Given:
Dante's rectangular sign has a perimeter of 96 centimeters, and the width is half of the length.
The dimensions of Megan's sign are half the dimensions of Dante's sign.
To find:
The area of Megan's rectangular sign.
Solution:
Let length of Dante's rectangular sign be x.
[tex]width=\dfrac{1}{2}x[/tex]
Perimeter of a rectangle = 2(length + width)

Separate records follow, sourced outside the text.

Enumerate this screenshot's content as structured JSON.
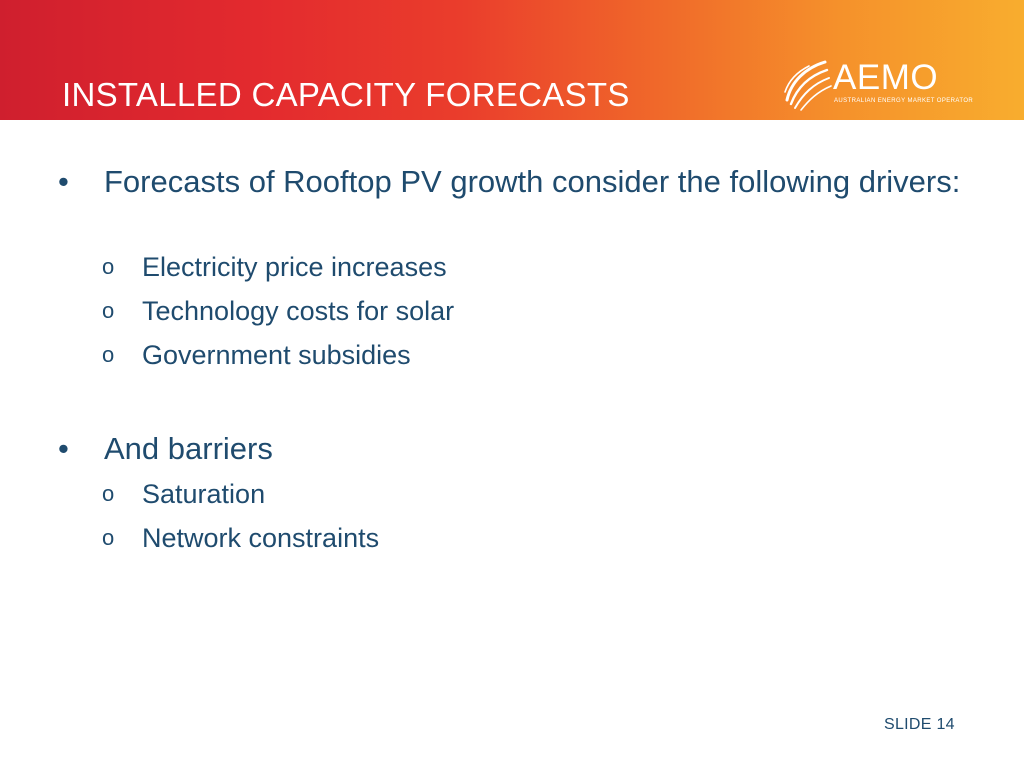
{
  "header": {
    "title": "INSTALLED CAPACITY FORECASTS",
    "logo_text": "AEMO",
    "logo_subtext": "AUSTRALIAN ENERGY MARKET OPERATOR",
    "gradient_colors": [
      "#cf1f2e",
      "#ea3d2c",
      "#f5912b",
      "#f8ad2e"
    ]
  },
  "body": {
    "bullet1": {
      "marker": "•",
      "text": "Forecasts of Rooftop PV growth consider the following drivers:",
      "sub_marker": "o",
      "items": [
        "Electricity price increases",
        "Technology costs for solar",
        "Government subsidies"
      ]
    },
    "bullet2": {
      "marker": "•",
      "text": "And barriers",
      "sub_marker": "o",
      "items": [
        "Saturation",
        "Network constraints"
      ]
    },
    "text_color": "#1f4b6e"
  },
  "footer": {
    "slide_label": "SLIDE 14"
  }
}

Perimeter of 96 centimeters. So,
[tex]2(x+\dfrac{1}{2}x)=96[/tex]
[tex]2(\dfrac{3}{2}x)=96[/tex]
[tex]3x=96[/tex]
Divide both sides by 3.
[tex]x=32[/tex]
So,
[tex]Length = 32[/tex] cm
[tex]width=\dfrac{1}{2}(32)=16[/tex] cm
The dimensions of Megan's sign are half the dimensions of Dante's sign.
So, dimensions of Megan's sign are 16 cm and 8 cm.
Area of a rectangle = length × width
Area of Megan's rectangular sign is
[tex]Area=16\times 8[/tex]
[tex]Area=128[/tex]
Therefore, the area of Megan's rectangular sign is 128 cm².